4.3.2 Plan for External Factors

  These factors are beyond the control of the Ministry and as such are more unpredictable and harder to prepare for in the context of contingency planning. The principal risks stem from power, water, fuel and telecom cuts.

  1. Full Y2K status reports should be obtained from the Electricity Board (EB), Water Authority (WA), Telecommunications Company (TC) and the Petroleum Refinery (PR). Prior negotiations and arrangements should be made with them to ensure that the Ministry is at the top of the list of customers in case of reduced output due to Y2K problems.
  2. Other arrangements should be made, like purchasing back-up generators and emergency battery-powered lights, water tanks and a reasonable stock of bottled water, secondary and tertiary communications equipment, and fuel depots, which must be checked full some time before the end of 1999, so as to escape possible bottlenecks. Other considerations include acquisition of back-up gas cylinders and heaters, and make prior arrangements with owners of water wells. Also, transport vehicles must be made available to facilitate communications between the CCB and periphery.
  3. Check the Y2K status of suppliers of drugs and consumables, syringes, bandages, filters, stationary, etc., and determine their readiness to maintain services during year 2000. Also check on the level of their stocks. Keep ample stocks of medicines and other supplies to last for at least 3 months. List all manufacturers and suppliers, their Y2K status and contact information.
  4. Lists of vital medical equipment are prepared and assessments of parts most prone to failure are made. All effort should be made to keep reasonable stocks of these parts, to evade choking bottlenecks.
  1. Power cuts: In case of power cuts at any health centre, immediately switch on stand-by generator(s). This is a reflex action not in need of a directive from CCB. All non-vital applications must be disconnected. Local Y2K team must make sure that all vital medical equipment remain connected to power. In case of disconnection, portable back-up batteries with converters are used. Some equipment that cannot be disconnected for any length of time are backed up by uninterruptible power supplies (UPSs). The stand-by generator(s) must produce enough power to maintain all important functions at the centre and be able to work for extended periods of time, in the order of weeks. Testing this section of the plan may be done by simulating power cuts and engaging back-up equipment.

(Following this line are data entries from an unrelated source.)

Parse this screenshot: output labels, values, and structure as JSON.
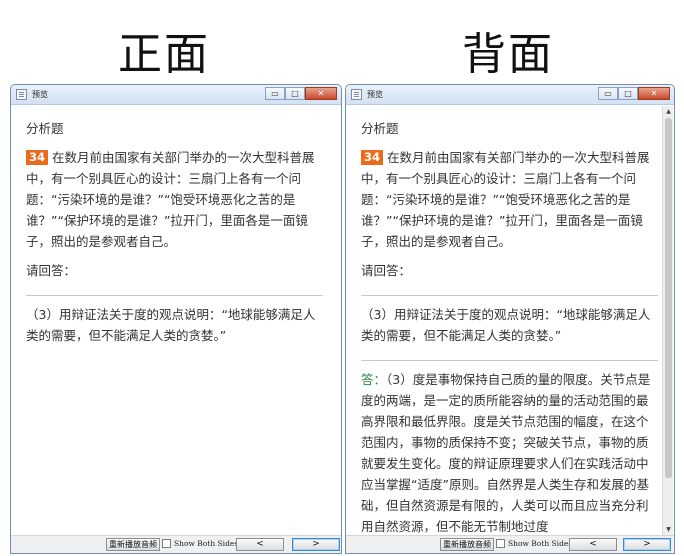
{
  "labels": {
    "front": "正面",
    "back": "背面"
  },
  "window": {
    "title": "预览",
    "controls": {
      "minimize": "▭",
      "maximize": "□",
      "close": "✕"
    }
  },
  "question": {
    "type": "分析题",
    "number": "34",
    "text": "在数月前由国家有关部门举办的一次大型科普展中，有一个别具匠心的设计：三扇门上各有一个问题：“污染环境的是谁？”“饱受环境恶化之苦的是谁？”“保护环境的是谁？”拉开门，里面各是一面镜子，照出的是参观者自己。",
    "prompt": "请回答：",
    "sub": "（3）用辩证法关于度的观点说明：“地球能够满足人类的需要，但不能满足人类的贪婪。”"
  },
  "answer": {
    "prefix": "答：",
    "text": "（3）度是事物保持自己质的量的限度。关节点是度的两端，是一定的质所能容纳的量的活动范围的最高界限和最低界限。度是关节点范围的幅度，在这个范围内，事物的质保持不变；突破关节点，事物的质就要发生变化。度的辩证原理要求人们在实践活动中应当掌握“适度”原则。自然界是人类生存和发展的基础，但自然资源是有限的，人类可以而且应当充分利用自然资源，但不能无节制地过度"
  },
  "bottom": {
    "replay": "重新播放音频",
    "show_both": "Show Both Sides",
    "prev": "<",
    "next": ">"
  },
  "scrollbar": {
    "up": "▲",
    "down": "▼"
  }
}
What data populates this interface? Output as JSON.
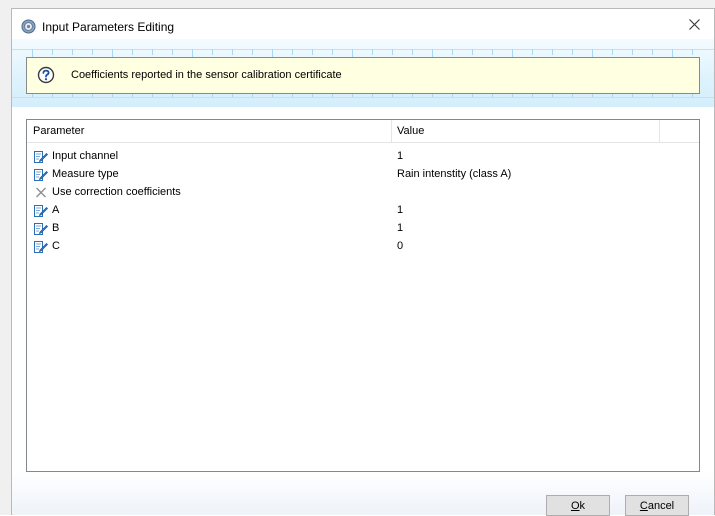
{
  "window": {
    "title": "Input Parameters Editing",
    "close_glyph": "✕"
  },
  "hint": {
    "text": "Coefficients reported in the sensor calibration certificate",
    "icon": "question-help-icon"
  },
  "grid": {
    "columns": [
      "Parameter",
      "Value"
    ],
    "rows": [
      {
        "name": "Input channel",
        "value": "1",
        "icon": "edit-pencil-icon"
      },
      {
        "name": "Measure type",
        "value": "Rain intenstity (class A)",
        "icon": "edit-pencil-icon"
      },
      {
        "name": "Use correction coefficients",
        "value": "",
        "icon": "x-mark-icon"
      },
      {
        "name": "A",
        "value": "1",
        "icon": "edit-pencil-icon"
      },
      {
        "name": "B",
        "value": "1",
        "icon": "edit-pencil-icon"
      },
      {
        "name": "C",
        "value": "0",
        "icon": "edit-pencil-icon"
      }
    ]
  },
  "buttons": {
    "ok": {
      "mnemonic": "O",
      "rest": "k"
    },
    "cancel": {
      "mnemonic": "C",
      "rest": "ancel"
    }
  },
  "colors": {
    "hint_background": "#ffffe1",
    "band_accent": "#d4eefb",
    "icon_blue": "#2b6fb6"
  }
}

  2. Water shortage: If water supply is disrupted, tap the reservoir. In case of extended cuts, use the purchased water tanks to bring in water from pre-designated wells and other sources, and keep an ample stock of bottled water.
  3. Telecommunications service discontinuation: If the primary service provided by the JTC goes down, use the secondary communications system. If this fails, invoke the tertiary level. In case of further failure, use transport vehicles to deliver messages. Testing this section involves successive simulation of failure of the three levels.
  4. Disruption of fuel supply: If the JPR fails to continue its service, use stored fuel. If this runs out before resumption of service, panic. Realistically, there should be a national plan to deal with vital service cuts.
  5. Shortage of medicines, drugs and other supplies. If stocks run low, contact local agents and international manufacturers for fresh supplies. Allow enough time for your order to be processed by the supplier, as this is the time of potentially constrictive bottlenecks.